4. These are some gems she learned along the way:
“How to cold call –adrenaline, real time, 3 seconds to grab their attention—learn this!”
“Also the adage As hire As, Bs hire Cs—absolutely true—be careful of the company you keep.”
“What goes around comes around. Help people with their careers, their ideas, contacts—and I’m serious, good things come back years later.”
“I also learned that the first time without a paycheck is a little scary.”
5. “Find Your Obsession.” I should put this at the top, the middle and the end. Without a burning desire for achieving something you will not have the needed fire to fuel your path as an entrepreneur.
6. “It’s Not the Calls You Take, It’s the Calls You Make. You are the creator of your destiny.
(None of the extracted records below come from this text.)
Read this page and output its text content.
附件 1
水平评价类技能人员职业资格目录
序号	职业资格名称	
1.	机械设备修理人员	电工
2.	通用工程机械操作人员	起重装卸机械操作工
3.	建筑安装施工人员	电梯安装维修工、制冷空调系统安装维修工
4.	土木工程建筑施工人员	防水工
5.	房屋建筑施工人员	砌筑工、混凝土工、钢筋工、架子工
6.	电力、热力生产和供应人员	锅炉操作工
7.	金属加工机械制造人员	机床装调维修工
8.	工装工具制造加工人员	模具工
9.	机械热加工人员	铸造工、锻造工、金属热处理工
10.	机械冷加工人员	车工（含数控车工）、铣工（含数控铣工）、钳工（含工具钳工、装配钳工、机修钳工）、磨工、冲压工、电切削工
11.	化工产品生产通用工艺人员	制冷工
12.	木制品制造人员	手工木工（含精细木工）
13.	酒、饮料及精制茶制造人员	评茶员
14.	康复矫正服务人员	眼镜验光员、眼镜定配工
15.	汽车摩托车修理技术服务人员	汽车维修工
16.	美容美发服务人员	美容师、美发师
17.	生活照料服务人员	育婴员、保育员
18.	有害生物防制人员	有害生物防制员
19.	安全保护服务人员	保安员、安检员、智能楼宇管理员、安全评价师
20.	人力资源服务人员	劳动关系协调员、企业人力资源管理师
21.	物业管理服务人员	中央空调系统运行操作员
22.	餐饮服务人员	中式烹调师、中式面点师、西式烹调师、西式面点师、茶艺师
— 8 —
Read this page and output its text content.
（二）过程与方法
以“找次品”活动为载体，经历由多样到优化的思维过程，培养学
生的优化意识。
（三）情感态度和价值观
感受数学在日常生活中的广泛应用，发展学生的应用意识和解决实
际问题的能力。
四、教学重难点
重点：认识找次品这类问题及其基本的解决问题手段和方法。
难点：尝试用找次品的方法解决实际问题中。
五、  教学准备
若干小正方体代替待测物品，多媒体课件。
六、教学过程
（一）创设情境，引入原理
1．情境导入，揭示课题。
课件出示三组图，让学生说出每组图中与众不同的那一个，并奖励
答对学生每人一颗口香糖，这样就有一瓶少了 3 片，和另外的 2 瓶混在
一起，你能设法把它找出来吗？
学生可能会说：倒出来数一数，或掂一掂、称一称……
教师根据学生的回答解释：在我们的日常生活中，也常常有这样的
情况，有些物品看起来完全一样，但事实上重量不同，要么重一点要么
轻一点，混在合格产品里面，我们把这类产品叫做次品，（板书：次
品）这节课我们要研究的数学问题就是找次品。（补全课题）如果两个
In whatever business you’re in, there is always so much coming at you that you can stay insanely busy just responding. Don’t do that. Always think about what is your agenda, what do you want to make happen, what do you want the future to look like. This is not so easy.” I think this might be the number two reason people fail at start-ups or careers. (The number one reason is not having a goal they truly are passionate about.) Years ago I moved my family to the country. Initially there was no cell phone coverage on our land and although we installed a phone line, we worked on one side of our 88 acres and lived on the other. Our one land-line phone meant we were away from the phone most of the day. When our answering machine broke people became irritated they could not leave us messages–playing the now familiar electronic version of tag, your it. However, I found such freedom in not responding to everyone else’s requests that I stalled considerably getting a new machine. I recognized in that experience the perpetual vortex of being sucked into other people’s priorities, and the power of stepping out of it.
I leave you with Kathryn’s ending remarks:
“Break rules, find your obsession, be extraordinary!”